Supermarkets accused of stabbing drivers with above-average fuel price increases in December
- The wholesale price of gasoline and diesel rose 1p per liter in December
- However, Morrisons, Sainsbury’s and Tesco raised fuel prices by an average of 3 pence per liter
- Only Asda matched the rise in wholesale and was by far the cheapest to fill up
- According to the RAC, retailers have raised prices to protect themselves from an expected third lockdown in the new year
Tesco, Morrisons and Sainsbury’s were accused of raising fuel prices well above their costs during the holiday season.
The RAC said the monthly wholesale gasoline and diesel increase in December was only 1p per liter, but the three supermarket retailers had increased their pump prices by an average of 3p per liter over the same period.
Only Asda saw the wholesale increase of 1p per liter in December. The RAC said the actions taken by the other major retailers were “very disappointing” and suggested they would have protected themselves in case of a new lockdown in the New Year.
Tesco, Morrisons and Sainsbury’s were accused of increasing their gasoline and diesel prices in December to protect themselves from a lockdown in fuel demand
Tesco hiked its prices the most in the final month of 2020, adding 3.91 pence unleaded and diesel 2.61 pence.
Morrisons was just behind with 3.75 pence and 3.49 pence-per-liter hikes for the respective fuels, while Sainsbury’s charged an additional 2.24p and 2.23p for drivers who refuel in the forecourt.
The increase by the three supermarkets increased the average gasoline price in December by 2p per liter, from 114.4p to 116.4p, while the price of diesel rose from 117.7p to 120p.
|Asda lead free||Asda Diesel||Morrisons lead free||Morrisons Diesel||Sainsburys lead free||Sainsburys Diesel||Tesco lead free||Tesco Diesel|
Since Asda increased its pump loads only slightly, it was significantly cheaper than the competition last month.
According to the latest report from RAC Fuel Watch, it was sold unleaded for 110.1p per liter and charged at 113.4p per liter for diesel.
Although most large grocers pushed their fuel prices higher than the wholesale hikes, it was still cheaper to refuel in a supermarket than in the forecourt outside a supermarket – 4p cheaper for gasoline and 4.5p less for diesel.
“Looking at wholesale prices two weeks ago – the time it takes all retailers to replenish their inventory – the RAC believes drivers should actually be paying around 113p for gasoline and 118p for diesel,” the said Automotive organization.
The RAC said the monthly wholesale price increase was only 1p per liter, but the three major supermarkets – excluding Asda – increased their pump prices by an average of 3p per liter over the same period
The increase by the three supermarkets increased the average gasoline price in December by 2p per liter, from 114.4p to 116.4p, while the price of diesel rose from 117.7p to 120p
RAC experts said they had a “strong feeling” that supermarket retailers had raised prices in the prospect of further coronavirus restrictions, which came with the recent national lockdown this week.
|Y’shire & Humber||113.78||116.03||2.25|
|Y’shire & Humber||117.09||119.6||2.51|
“It’s very disappointing,” said fuel spokesman Simon Williams.
‘While wholesale prices rose slightly in December, our data shows that there should be scope to lower prices on the forecourt instead of increasing them.

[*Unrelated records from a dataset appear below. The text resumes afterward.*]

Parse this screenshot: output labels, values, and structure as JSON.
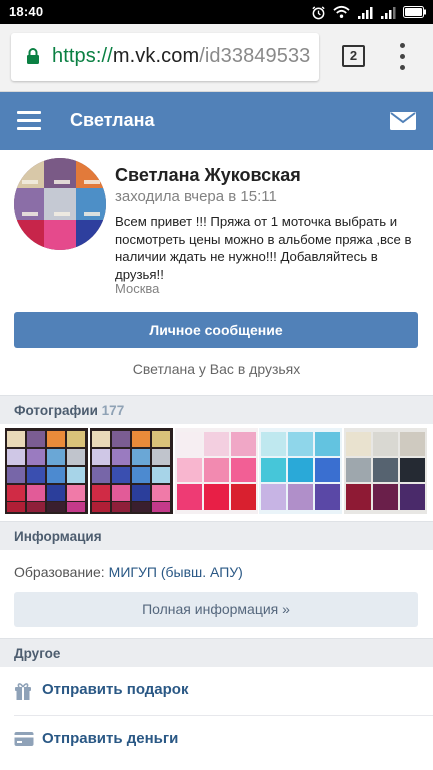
{
  "status_bar": {
    "time": "18:40"
  },
  "browser": {
    "url_scheme": "https://",
    "url_host": "m.vk.com",
    "url_path": "/id33849533",
    "tab_count": "2"
  },
  "header": {
    "title": "Светлана"
  },
  "profile": {
    "name": "Светлана Жуковская",
    "status": "заходила вчера в 15:11",
    "about": "Всем привет !!! Пряжа от 1 моточка выбрать и посмотреть цены можно в альбоме пряжа ,все в наличии ждать не нужно!!! Добавляйтесь в друзья!!",
    "city": "Москва",
    "message_button": "Личное сообщение",
    "friend_note": "Светлана у Вас в друзьях"
  },
  "photos": {
    "label": "Фотографии",
    "count": "177"
  },
  "info": {
    "label": "Информация",
    "education_label": "Образование:",
    "education_value": "МИГУП (бывш. АПУ)",
    "full_info_button": "Полная информация »"
  },
  "other": {
    "label": "Другое",
    "items": [
      {
        "label": "Отправить подарок",
        "icon": "gift-icon"
      },
      {
        "label": "Отправить деньги",
        "icon": "card-icon"
      }
    ]
  },
  "colors": {
    "brand": "#5181b8",
    "link": "#2a5885",
    "section_bg": "#ebedf0",
    "secure": "#0b8043"
  }
}
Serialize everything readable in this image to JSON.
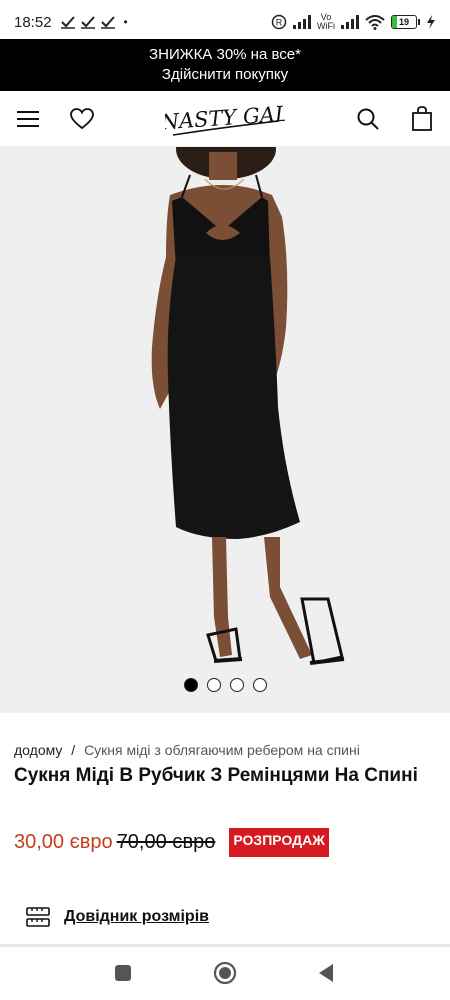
{
  "status_bar": {
    "time": "18:52",
    "dot": "•",
    "battery_level": "19",
    "battery_fraction": 0.19,
    "network_label": "Vo WiFi",
    "icons": [
      "check-icon",
      "check-icon",
      "check-icon",
      "r-circle-icon",
      "signal-icon",
      "vowifi-icon",
      "wifi-icon",
      "battery-icon",
      "charging-icon"
    ]
  },
  "promo": {
    "line1": "ЗНИЖКА 30% на все*",
    "line2": "Здійснити покупку"
  },
  "header": {
    "logo_text": "NASTY GAL",
    "icons": [
      "menu-icon",
      "heart-icon",
      "search-icon",
      "bag-icon"
    ]
  },
  "gallery": {
    "slide_count": 4,
    "active_index": 0,
    "background_color": "#efeff0"
  },
  "breadcrumb": {
    "home": "додому",
    "separator": "/",
    "current": "Сукня міді з облягаючим ребером на спині"
  },
  "product": {
    "title": "Сукня Міді В Рубчик З Ремінцями На Спині",
    "price_sale": "30,00 євро",
    "price_old": "70,00 євро",
    "badge": "РОЗПРОДАЖ",
    "sale_color": "#c53d1d",
    "badge_color": "#d71920"
  },
  "size_guide": {
    "label": "Довідник розмірів",
    "icon": "ruler-icon"
  },
  "nav_bar": {
    "icons": [
      "recents-square-icon",
      "home-circle-icon",
      "back-triangle-icon"
    ]
  }
}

“Retailers will no doubt argue that the pandemic is causing drivers to refuel far less, dropping their profits per liter significantly. The announcement of another lockdown on Monday is seen as a justification for their decision not to pass on savings on the pumps . ” .
“Unfortunately, those who still have to refuel regularly have to pay more than they should because, according to our calculations, both fuels should actually drop by 3 p per liter in the next fourteen days.”

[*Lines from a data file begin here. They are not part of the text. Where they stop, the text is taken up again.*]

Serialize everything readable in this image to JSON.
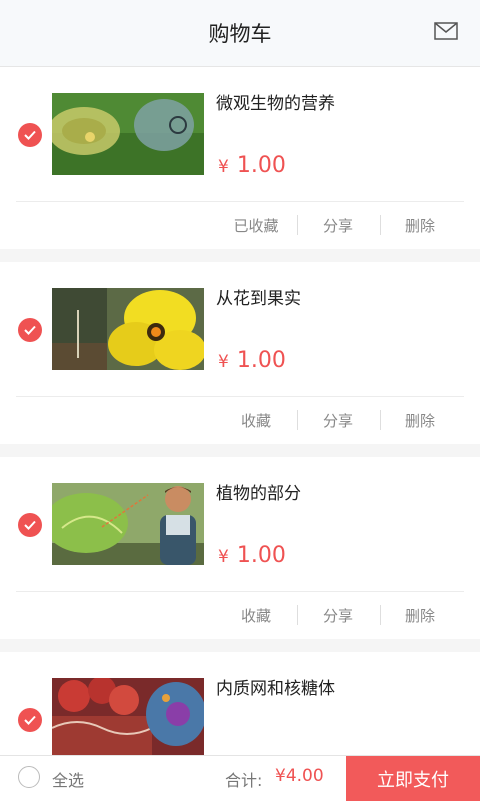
{
  "header": {
    "title": "购物车",
    "mail_icon": "mail-icon"
  },
  "items": [
    {
      "name": "微观生物的营养",
      "currency": "¥",
      "price": "1.00",
      "fav_label": "已收藏",
      "share_label": "分享",
      "delete_label": "删除",
      "checked": true
    },
    {
      "name": "从花到果实",
      "currency": "¥",
      "price": "1.00",
      "fav_label": "收藏",
      "share_label": "分享",
      "delete_label": "删除",
      "checked": true
    },
    {
      "name": "植物的部分",
      "currency": "¥",
      "price": "1.00",
      "fav_label": "收藏",
      "share_label": "分享",
      "delete_label": "删除",
      "checked": true
    },
    {
      "name": "内质网和核糖体",
      "checked": true
    }
  ],
  "footer": {
    "select_all_label": "全选",
    "total_label": "合计:",
    "total_value": "¥4.00",
    "pay_label": "立即支付"
  },
  "colors": {
    "accent": "#ef5252",
    "pay_button": "#f25a5a",
    "header_bg": "#f7f9fb"
  }
}
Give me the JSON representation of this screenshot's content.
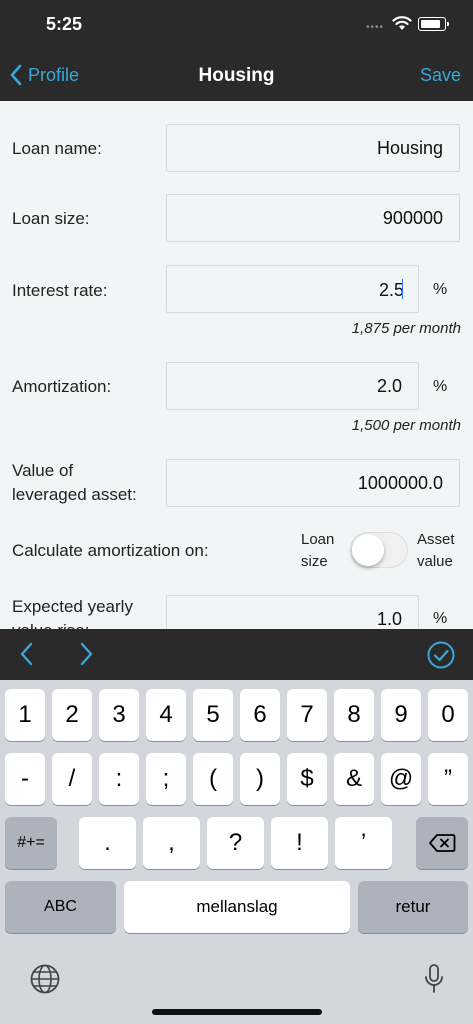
{
  "status": {
    "time": "5:25"
  },
  "nav": {
    "back_label": "Profile",
    "title": "Housing",
    "save_label": "Save"
  },
  "form": {
    "loan_name": {
      "label": "Loan name:",
      "value": "Housing"
    },
    "loan_size": {
      "label": "Loan size:",
      "value": "900000"
    },
    "interest_rate": {
      "label": "Interest rate:",
      "value": "2.5",
      "unit": "%",
      "hint": "1,875 per month"
    },
    "amortization": {
      "label": "Amortization:",
      "value": "2.0",
      "unit": "%",
      "hint": "1,500 per month"
    },
    "asset_value": {
      "label_line1": "Value of",
      "label_line2": "leveraged asset:",
      "value": "1000000.0"
    },
    "calc_amortization": {
      "label": "Calculate amortization on:",
      "left_line1": "Loan",
      "left_line2": "size",
      "right_line1": "Asset",
      "right_line2": "value",
      "toggle_on": false
    },
    "expected_yearly": {
      "label_line1": "Expected yearly",
      "label_line2": "value rise:",
      "value": "1.0",
      "unit": "%"
    }
  },
  "keyboard": {
    "row1": [
      "1",
      "2",
      "3",
      "4",
      "5",
      "6",
      "7",
      "8",
      "9",
      "0"
    ],
    "row2": [
      "-",
      "/",
      ":",
      ";",
      "(",
      ")",
      "$",
      "&",
      "@",
      "”"
    ],
    "row3": [
      ".",
      ",",
      "?",
      "!",
      "’"
    ],
    "symbols_key": "#+=",
    "abc_key": "ABC",
    "space_key": "mellanslag",
    "return_key": "retur"
  },
  "colors": {
    "accent": "#3aa7d9",
    "bar": "#2a2a2a",
    "content_bg": "#f2f5f5"
  }
}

In December, gasoline and diesel prices rose the most among drivers in the east – by 2.58 pence per liter for unleaded and 2.48 pence for diesel.
The North West saw the lowest average rise in fuel prices, while London and the South East were the most expensive regions last month to be replenished on forecourt.

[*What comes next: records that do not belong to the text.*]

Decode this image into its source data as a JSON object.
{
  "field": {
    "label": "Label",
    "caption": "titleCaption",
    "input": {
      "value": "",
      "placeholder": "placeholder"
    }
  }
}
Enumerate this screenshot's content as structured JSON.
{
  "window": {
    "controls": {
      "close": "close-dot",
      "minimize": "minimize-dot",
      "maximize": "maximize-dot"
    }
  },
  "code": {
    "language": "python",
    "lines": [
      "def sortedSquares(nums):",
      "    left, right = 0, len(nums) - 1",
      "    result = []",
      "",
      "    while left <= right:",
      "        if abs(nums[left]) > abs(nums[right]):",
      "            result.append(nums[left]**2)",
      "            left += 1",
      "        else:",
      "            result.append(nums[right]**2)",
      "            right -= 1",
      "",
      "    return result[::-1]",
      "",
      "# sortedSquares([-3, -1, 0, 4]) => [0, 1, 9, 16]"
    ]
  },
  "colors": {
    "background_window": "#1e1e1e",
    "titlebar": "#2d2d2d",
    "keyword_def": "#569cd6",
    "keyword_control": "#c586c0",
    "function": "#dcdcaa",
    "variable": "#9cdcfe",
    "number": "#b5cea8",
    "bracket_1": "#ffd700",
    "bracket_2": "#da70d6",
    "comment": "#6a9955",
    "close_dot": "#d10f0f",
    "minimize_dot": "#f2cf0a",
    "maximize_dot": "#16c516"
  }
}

Although Mr. Williams is hoping for a drop in fuel prices over the next fourteen days, potential cost savings for motorists will come at a time when many people are not using their cars.
And he warned that fuel prices will inevitably rise again when Covid’s third ban is lifted and drivers get back on the road.
“A year ago a liter of unleaded driver reset 127p and diesel 132p, which is 10p and 12p more expensive than it is today,” he said.